I'm trying to use RuntimeGeneratedFunctions (via MTK) on CUDA GPUs and I'm encountering the following issue

MWE

using RuntimeGeneratedFunctions
RuntimeGeneratedFunctions.init(@__MODULE__)
function foo()
    expression = :((du, u, p, t) -> du[1] = p[1] * u[1])
    f = @RuntimeGeneratedFunction(expression)
end
du = [0]
f = foo()
f(du, [1], [1], 0)

using KernelAbstractions
using CUDAKernels
using CUDA

@kernel function gpu_kernel(f, du, @Const(u), @Const(p), @Const(t))
    i = @index(Global, Linear)
    @views @inbounds f(du[:, i], u[:, i], p[:, i], t)
end

_f = let f = f, kernel = gpu_kernel
    function (du, u, p, t)
        version = u isa CuArray ? CUDADevice() : CPU()
        wgs = size(u, 2)
        wait(version,
            kernel(version)(f, du, u, p, t; ndrange=size(u, 2),
                dependencies=Event(version),
                workgroupsize=wgs))
    end
end

_f(cu(du), cu([1f0]), cu([1f0]), 0f0)

gives

ERROR: GPU compilation of kernel #gpu_gpu_kernel(KernelAbstractions.CompilerMetadata{KernelAbstractions.NDIteration.DynamicSize, KernelAbstractions.NDIteration.DynamicCheck, Nothing, CartesianIndices{1, Tuple{Base.OneTo{Int64}}}, KernelAbstractions.NDIteration.NDRange{1, KernelAbstractions.NDIteration.DynamicSize, KernelAbstractions.NDIteration.DynamicSize, CartesianIndices{1, Tuple{Base.OneTo{Int64}}}, CartesianIndices{1, Tuple{Base.OneTo{Int64}}}}}, RuntimeGeneratedFunction{(:du, :u, :p, :t), var"#_RGF_ModTag", var"#_RGF_ModTag", Expr}, CuDeviceVector{Int64, 1}, CuDeviceVector{Float32, 1}, CuDeviceVector{Float32, 1}, Float32) failed
KernelError: passing and using non-bitstype argument

Argument 3 to your kernel function is of type RuntimeGeneratedFunction{(:du, :u, :p, :t), var"#_RGF_ModTag", var"#_RGF_ModTag", Expr}, which is not isbits:
  .body is of type Expr which is not isbits.
    .head is of type Symbol which is not isbits.
    .args is of type Vector{Any} which is not isbits.
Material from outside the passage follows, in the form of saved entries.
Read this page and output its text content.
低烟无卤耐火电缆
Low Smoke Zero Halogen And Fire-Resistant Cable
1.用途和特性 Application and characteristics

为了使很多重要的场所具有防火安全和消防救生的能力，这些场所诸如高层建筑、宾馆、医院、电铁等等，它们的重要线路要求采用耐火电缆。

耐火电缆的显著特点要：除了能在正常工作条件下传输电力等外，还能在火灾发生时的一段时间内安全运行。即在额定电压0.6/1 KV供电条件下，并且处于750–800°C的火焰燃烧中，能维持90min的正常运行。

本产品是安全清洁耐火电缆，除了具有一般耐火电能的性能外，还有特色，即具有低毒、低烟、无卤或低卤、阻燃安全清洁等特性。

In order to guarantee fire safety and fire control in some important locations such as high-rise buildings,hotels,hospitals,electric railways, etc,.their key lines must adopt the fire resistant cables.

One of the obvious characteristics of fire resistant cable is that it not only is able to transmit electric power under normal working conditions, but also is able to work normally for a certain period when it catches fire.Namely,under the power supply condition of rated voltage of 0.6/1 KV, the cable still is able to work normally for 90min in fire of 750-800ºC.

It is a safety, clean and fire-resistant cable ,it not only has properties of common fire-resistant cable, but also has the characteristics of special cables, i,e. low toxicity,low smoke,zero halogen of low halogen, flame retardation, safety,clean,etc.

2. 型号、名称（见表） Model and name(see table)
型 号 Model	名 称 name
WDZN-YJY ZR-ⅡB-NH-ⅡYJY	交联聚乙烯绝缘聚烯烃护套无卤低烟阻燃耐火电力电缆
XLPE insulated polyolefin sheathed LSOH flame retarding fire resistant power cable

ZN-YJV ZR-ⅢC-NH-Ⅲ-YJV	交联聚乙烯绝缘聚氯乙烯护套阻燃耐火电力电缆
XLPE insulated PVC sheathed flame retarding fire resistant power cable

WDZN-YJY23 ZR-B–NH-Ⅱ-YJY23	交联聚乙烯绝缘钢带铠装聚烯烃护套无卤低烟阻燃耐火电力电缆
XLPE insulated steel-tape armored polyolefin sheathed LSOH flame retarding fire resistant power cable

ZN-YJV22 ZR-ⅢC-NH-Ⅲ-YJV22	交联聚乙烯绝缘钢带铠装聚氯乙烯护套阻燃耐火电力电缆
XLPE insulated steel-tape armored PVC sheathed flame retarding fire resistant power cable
One workaround is to use eval

function extract_expression(f::RuntimeGeneratedFunction{argnames,}) where {argnames}
    Expr(:->, Expr(:tuple, argnames...), f.body)
end

ex = extract_expression(f)

_f = let f = eval(ex), kernel = gpu_kernel
    function (du, u, p, t)
        version = u isa CuArray ? CUDADevice() : CPU()
        wgs = size(u, 2)
        wait(version,
            kernel(version)(f, du, u, p, t; ndrange=size(u, 2),
                dependencies=Event(version),
                workgroupsize=wgs))
    end
end

_f(cu(du), cu([1f0]), cu([1f0]), 0f0)

Is there a better solution here?

I'm using

⌅ [052768ef] CUDA v3.13.1
  [72cfdca4] CUDAKernels v0.4.7
  [63c18a36] KernelAbstractions v0.8.6
  [7e49a35a] RuntimeGeneratedFunctions v0.5.5

in julia v1.9.0-beta3.

cc @ChrisRackauckas

SebastianM-C avatar Feb 06 '23 20:02 SebastianM-C

RGF is not supported on the GPU and I don't see a way of supporting them.

vchuravy avatar Feb 06 '23 20:02 vchuravy

What about opaque functions?

ChrisRackauckas avatar Feb 06 '23 21:02 ChrisRackauckas

Unexplored territory and I don't know if GPUCompiler can handle them yet.

vchuravy avatar Feb 06 '23 21:02 vchuravy